A spilled load of an immediate can use MVHI/MVGHI instead.
A compare of a spilled register against an immediate can use CHSI/CGHSI.

On SPEC 17:                          trunk <> patched

chsi           :                53231                59356    +6125
lt             :                19324                14060    -5264
cghsi          :                29368                34598    +5230
ltg            :               166914               161949    -4965
mvhi           :                29323                33923    +4600
lhi            :               262083               257623    -4460
st             :               181993               177559    -4434
mvghi          :                54650                58599    +3949
stg            :               409267               405380    -3887
lghi           :               467915               464077    -3838
l              :               231431               230640     -791
jlh            :               178461               178961     +500
lg             :              1093362              1092985     -377
cijlh          :                83235                82875     -360
je             :               340896               341233     +337
cije           :               111150               110969     -181
jl             :                52685                52808     +123
chi            :                60634                60530     -104
cijl           :                13434                13358      -76

Since LT/LTG and LHI/LGHI use a register write and an extra instruction, while CHSI/CGSI and MVHI/MVGHI do not, this should be a general improvement.

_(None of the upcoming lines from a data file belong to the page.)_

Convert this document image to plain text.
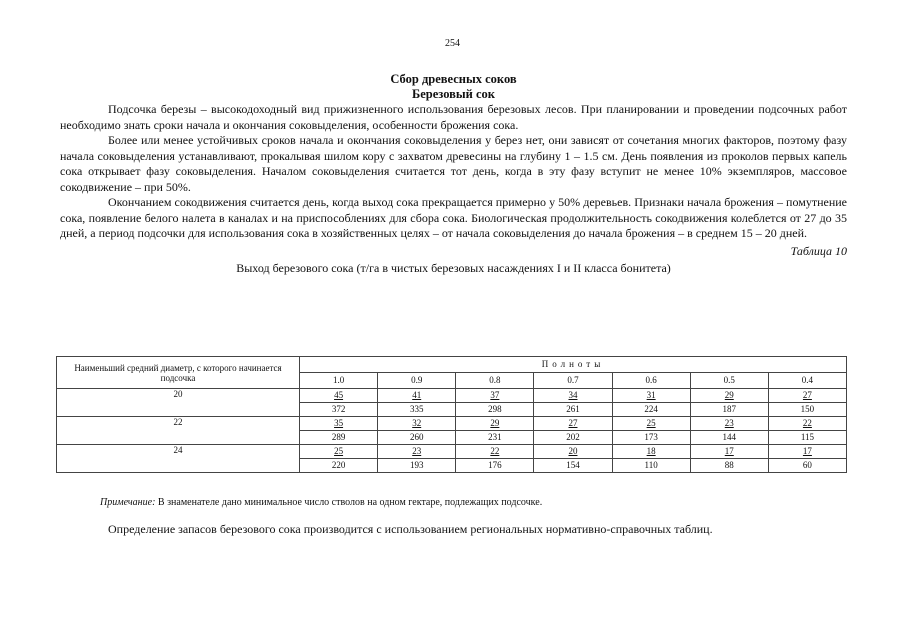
254
Сбор древесных соков
Березовый сок

Подсочка березы – высокодоходный вид прижизненного использования березовых лесов. При планировании и проведении подсочных работ необходимо знать сроки начала и окончания соковыделения, особенности брожения сока.

Более или менее устойчивых сроков начала и окончания соковыделения у берез нет, они зависят от сочетания многих факторов, поэтому фазу начала соковыделения устанавливают, прокалывая шилом кору с захватом древесины на глубину 1 – 1.5 см. День появления из проколов первых капель сока открывает фазу соковыделения. Началом соковыделения считается тот день, когда в эту фазу вступит не менее 10% экземпляров, массовое сокодвижение – при 50%.

Окончанием сокодвижения считается день, когда выход сока прекращается примерно у 50% деревьев. Признаки начала брожения – помутнение сока, появление белого налета в каналах и на приспособлениях для сбора сока. Биологическая продолжительность сокодвижения колеблется от 27 до 35 дней, а период подсочки для использования сока в хозяйственных целях – от начала соковыделения до начала брожения – в среднем 15 – 20 дней.

Таблица 10
Выход березового сока (т/га в чистых березовых насаждениях I и II класса бонитета)
Наименьший средний диаметр, с которого начинается подсочка	Полноты						
	1.0	0.9	0.8	0.7	0.6	0.5	0.4
20	45	41	37	34	31	29	27
	372	335	298	261	224	187	150
22	35	32	29	27	25	23	22
	289	260	231	202	173	144	115
24	25	23	22	20	18	17	17
	220	193	176	154	110	88	60
Примечание: В знаменателе дано минимальное число стволов на одном гектаре, подлежащих подсочке.

Определение запасов березового сока производится с использованием региональных нормативно-справочных таблиц.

I didn't see any big change in spilling/reloading, though (in fact a very slight increase in number of instructions which is probably related to later optimizations).

This is the remaining improvements I could see while looking at imagick. It seems to improve it maybe yet another percent or so.

Diff Detail

Event Timeline

jonpa created this revision.Mar 12 2020, 3:22 AM
Herald added a project: Restricted Project. · View Herald TranscriptMar 12 2020, 3:22 AM

Ah, that's a good idea. I agree this makes sense.

I'm wondering if there are other memory-and-immediate instructions that could be handled like that. Looking at the list, I see:

  • logical compares (CLFHSI, CLGHSI) -- those should be trivial to add
  • addition (ASI, AGSI, potentially also ALSI, ALGSI) -- it should be possible to add them, I think (it may be a bit different since it would replace a read-modify-write)

Then there are a number of instructions that operate on a byte or halfword level in memory:

  • MVI, MVHHI,
  • CLI, CHHSI, CLHHSI
  • NI, OI, XI

I'm not sure if there is an option to exploit those, given that LLVM will never spill 8- or 16-bit values. But maybe there could be some opportunities in special cases? E.g. an OILL with a small constant could be replaced by an OI targeting just the low byte of the in-memory value.

Maybe this would be something to think about for future extensions.

jonpa updated this revision to Diff 250206.Mar 13 2020, 8:00 AM
logical compares (CLFHSI, CLGHSI) -- those should be trivial to add

Patch updated to include these as well, with a check for an uint<16> immediate. This gives +1800 CLGHSI and +200 CLFHSI compared to before.

addition (ASI, AGSI, potentially also ALSI, ALGSI) -- it should be possible to add them, I think (it may be a bit different since it would replace a read-modify-write)

These are already mostly handled, right? Exception is AHIMuxK which I couldn't commit since it is causing a test case to get a lot of uncoalesced COPYs as reported on Bugzilla. AGHIK could also be handled the same way.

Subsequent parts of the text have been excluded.